I didn’t think that’d hold for the long haul—ghosts like them didn’t stay spooked forever—but in the short term? It was a nudge forward, a shift from defense to offense. We weren’t just reacting anymore; we were hunting. And it was all because of her.

Claire sat at the steel table, her laptop open, her gray eyes locked on the screen as notifications poured in like a flood. I leaned closer, arms crossed, trying to play it cool, but my pulse was hammering. Her voice—steady, raw, cutting through the air—had just set the world on fire. She’d laid Diego’s death bare for millions, turned her grief into a rallying cry, and now her listeners were answering. It was like watching a general call her troops to war, and fuck if it didn’t make me want her more than I already did.

I pushed off the chair, moving to the bank of monitors behind her. “Let’s get some order to this chaos,” I said. I fired up Dominion’s AI—custom-built, bleeding-edge, the kind of tech that could sift through a haystack of bullshit and find the needle in seconds. “Feed it everything coming in.
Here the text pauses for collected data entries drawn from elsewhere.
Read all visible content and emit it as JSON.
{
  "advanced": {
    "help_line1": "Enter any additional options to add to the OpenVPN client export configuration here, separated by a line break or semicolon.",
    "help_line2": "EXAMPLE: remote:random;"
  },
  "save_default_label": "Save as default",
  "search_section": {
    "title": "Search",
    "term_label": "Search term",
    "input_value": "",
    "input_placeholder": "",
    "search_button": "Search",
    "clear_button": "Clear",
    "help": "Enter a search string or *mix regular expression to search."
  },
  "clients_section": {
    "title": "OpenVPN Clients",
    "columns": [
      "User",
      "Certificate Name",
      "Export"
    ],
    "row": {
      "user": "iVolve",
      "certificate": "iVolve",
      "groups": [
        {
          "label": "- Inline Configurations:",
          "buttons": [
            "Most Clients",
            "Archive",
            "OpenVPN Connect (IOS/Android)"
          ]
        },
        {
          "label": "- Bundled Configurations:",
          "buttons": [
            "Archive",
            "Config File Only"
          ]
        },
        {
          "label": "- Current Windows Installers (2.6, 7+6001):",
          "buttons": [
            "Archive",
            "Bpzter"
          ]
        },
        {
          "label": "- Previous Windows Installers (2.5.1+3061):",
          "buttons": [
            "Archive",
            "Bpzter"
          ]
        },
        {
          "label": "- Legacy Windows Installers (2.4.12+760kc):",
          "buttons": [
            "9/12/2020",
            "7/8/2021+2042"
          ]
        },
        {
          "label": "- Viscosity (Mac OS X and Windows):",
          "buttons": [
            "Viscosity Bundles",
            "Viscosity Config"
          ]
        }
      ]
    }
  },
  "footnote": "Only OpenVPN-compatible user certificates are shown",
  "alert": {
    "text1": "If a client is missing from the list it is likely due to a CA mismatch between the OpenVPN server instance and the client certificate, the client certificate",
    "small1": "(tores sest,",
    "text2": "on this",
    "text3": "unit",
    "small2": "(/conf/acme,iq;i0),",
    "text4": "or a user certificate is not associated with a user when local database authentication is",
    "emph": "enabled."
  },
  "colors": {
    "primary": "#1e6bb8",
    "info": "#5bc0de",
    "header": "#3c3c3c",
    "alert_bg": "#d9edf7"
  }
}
Emails, comments, whatever’s hitting your inbox.”

She nodded, quick and sharp, her fingers flying over the keys to forward the data stream. “There’s a lot of noise already. People are gonna jump at the chance to be part of this.”

“Yeah,” I muttered, watching the AI’s interface light up as it started chewing through the flood. “Most of it’ll be garbage—attention whores, wannabe sleuths, trolls looking for a shoutout.”

And it was. The first wave was a mess—bogus tips like “Saw Hart at a gas station in Ohio” or “She’s hiding in my grandma’s attic,” dumb shit from people who just wanted to be famous for fifteen seconds.

I rolled my eyes, scrolling through the junk as the AI flagged it red—useless, irrelevant, out-of-state nonsense. But then, buried in the noise, a pattern started to poke through. Little comments, anonymous but steady, from people in the Lowcountry. Stuff like, “I’ve got friends in low places. They’re on the lookout.” Or, “I’ll keep an eye out during my shift.” Nothing flashy, nothing specific—just quiet, earnest promises from folks who lived here, worked here, knew the streets.

I froze, staring at the screen, a slow grin tugging at my lips. “Holy shit.”

Claire glanced over, her brow furrowing. “What?”

“Look at this.” I tapped the monitor, highlighting a cluster of those messages. “They’re not screaming for attention. They’re just … doing it. Working the case like it’s theirs, too.”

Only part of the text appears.